Research shows mixed results on the impact of dimly lit streets on crime rates. A 2022 investigation conducted by University College London in Oxfordshire and Berkshire revealed a 50% decrease in car thefts when street lights were turned off during late hours.

A comprehensive evaluation of the College of Policing’s research on 13 studies revealed that enhancing street lighting led to an average decrease of 21% in violent and property crimes.

There is a lack of studies focused on the safety of women when lights are dimmed or turned off, but it is evident that there is still a noticeable impact.

Dr. Anna Barker, an associate professor of criminal justice and criminology at Leeds University, emphasized the significance of perceptions. She conducted a research last year focused on enhancing park design, which involved interviewing over 100 women and girls. According to her, when individuals feel unsafe, their behavior is affected. As a result, women tend to avoid places or times when they feel unsafe, or choose not to use them alone.

The speaker also mentioned that installing street lights is not a complete solution and is only one aspect of improving accessibility in public areas. “Lighting is just one step. It’s not the sole factor in addressing women’s safety in public spaces.”

Architect and lighting designer Dr. Elettra Bordonaro, who is a co-founder of Light Follows Behaviour, a company that specializes in outdoor spaces, pointed out the importance of acknowledging the class divide when it comes to lighting. While wealthier areas may be able to afford to have darker spaces, it would not be practical to apply the same standard to more dangerous areas, especially in low-income neighborhoods. In her work with social housing estates, Bordonaro recommends increasing lighting rather than reducing it.

According to her, achieving the desired evenness may require additional light points instead of simply illuminating everything like a prison.

In addition to the monetary advantages, there could be other positive aspects to decreasing street lighting.

According to Dr.
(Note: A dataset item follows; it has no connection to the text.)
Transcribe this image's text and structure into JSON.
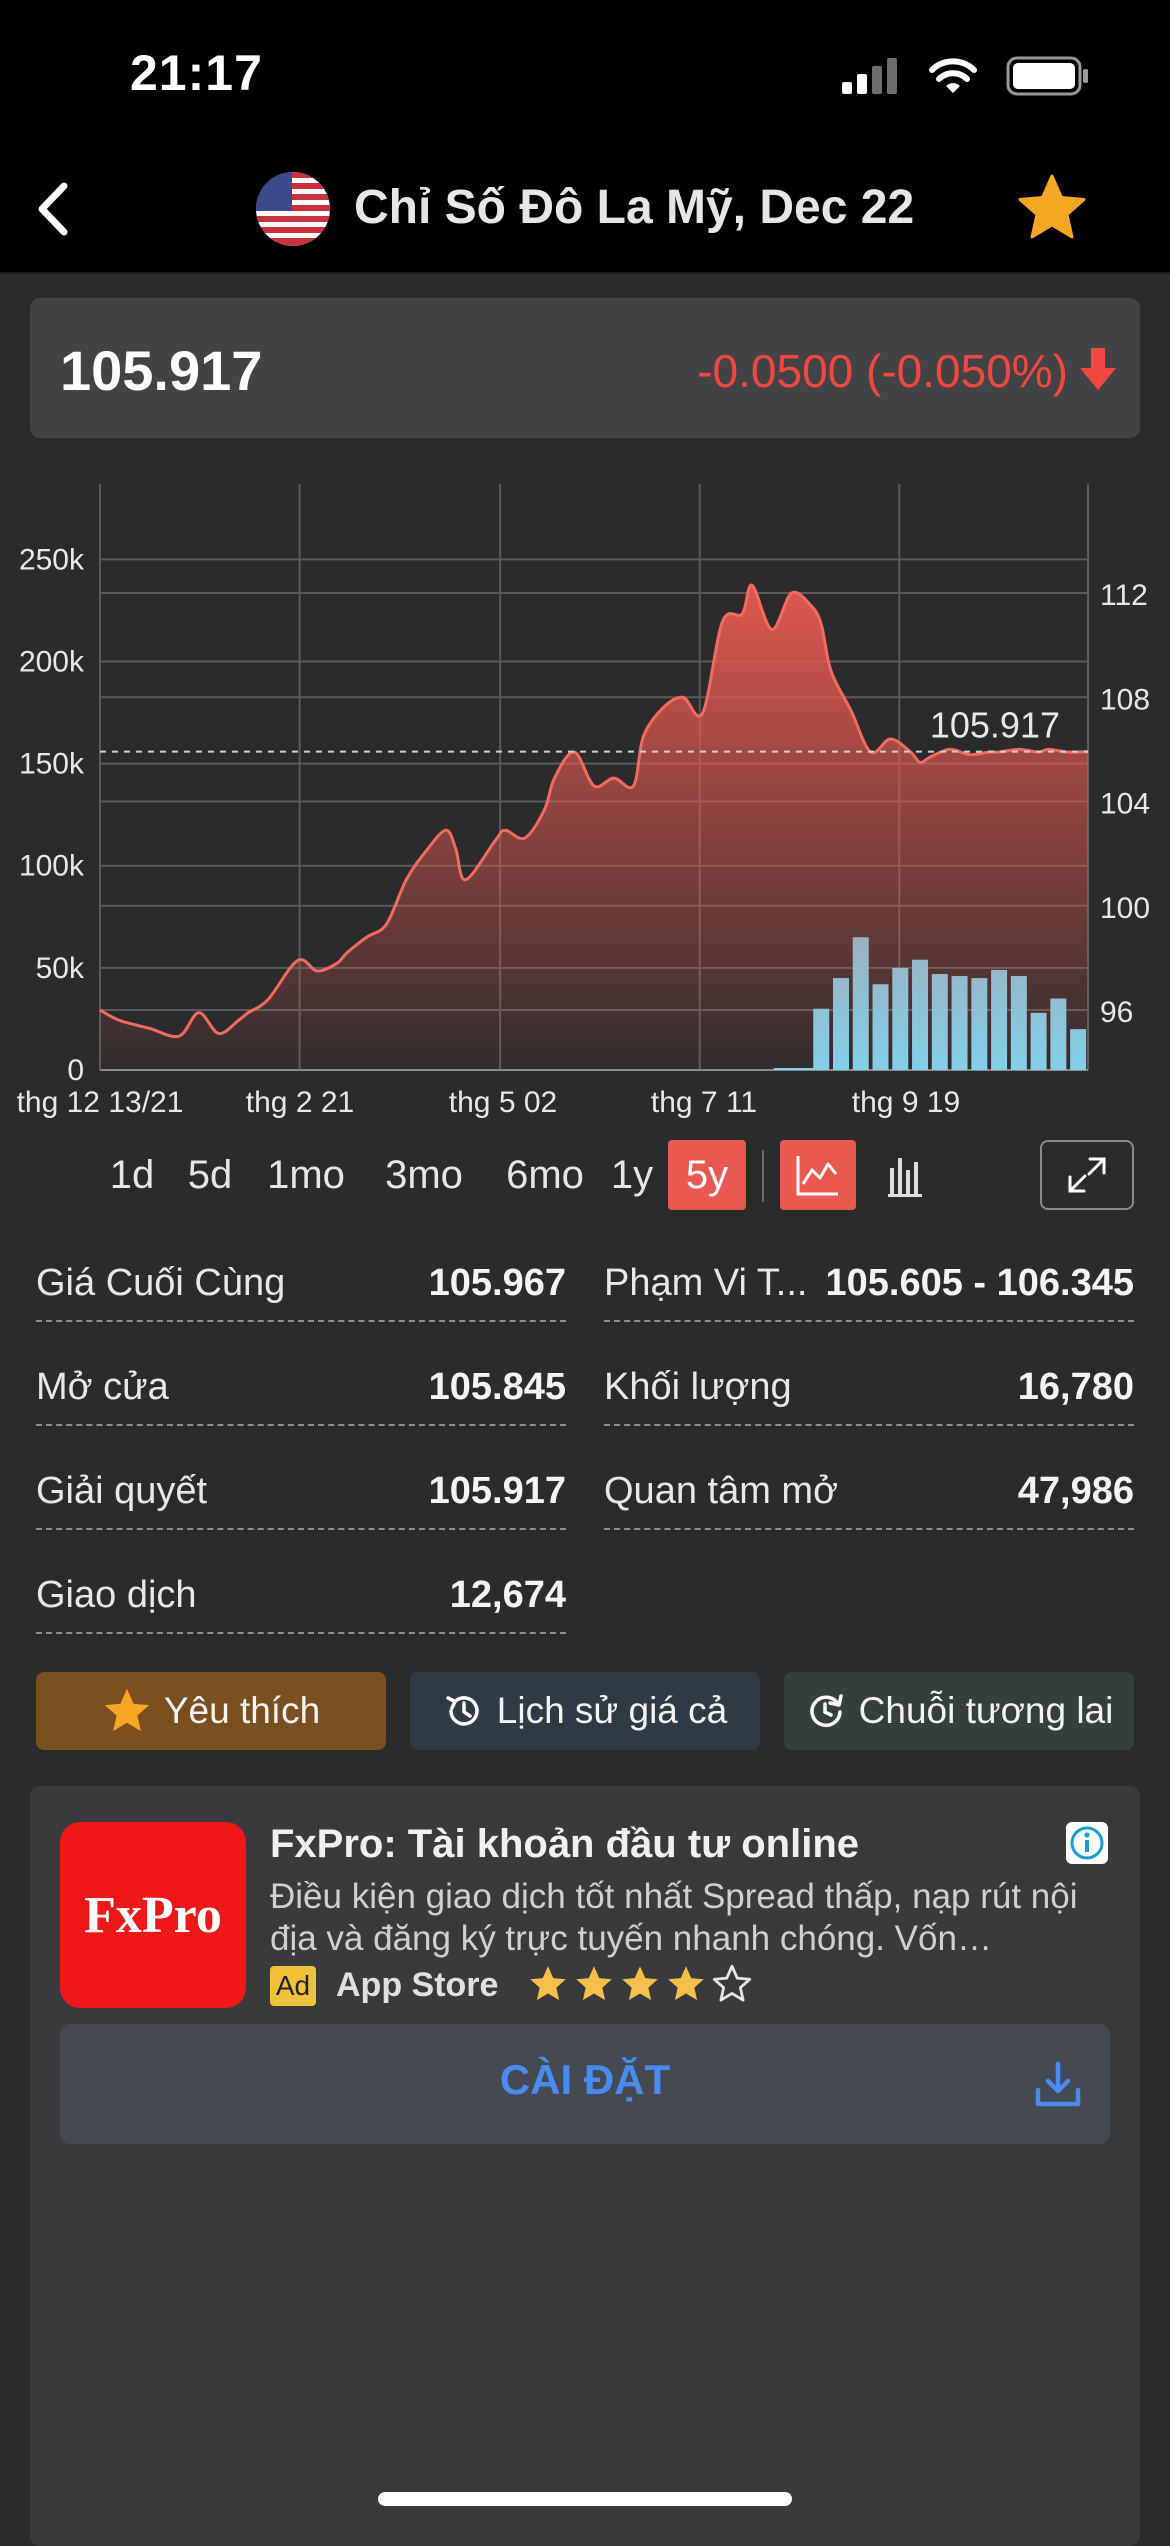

Richard Fox, the leader of the science team at Butterfly Conservation, a study on moths revealed that street lights have a major effect, causing a decrease of over 50% in moth caterpillar populations in certain areas.

Moths play a crucial role in the food chain and are an important part of the diets of various animals, including bats, hedgehogs, amphibians, and birds. According to experts, many common garden birds like blue tits and great tits rely primarily on moth caterpillars for sustenance.

“If the population of moth caterpillars decreases by 50%, which was observed under the LED streetlights, then that means a loss of half of the food for the birds.”

He emphasized that there has not been any specific research on the impact of dimming or turning off lights at night on wildlife. However, it appears that it would be beneficial to human beings to turn off street and outdoor lights during times when they are not necessary.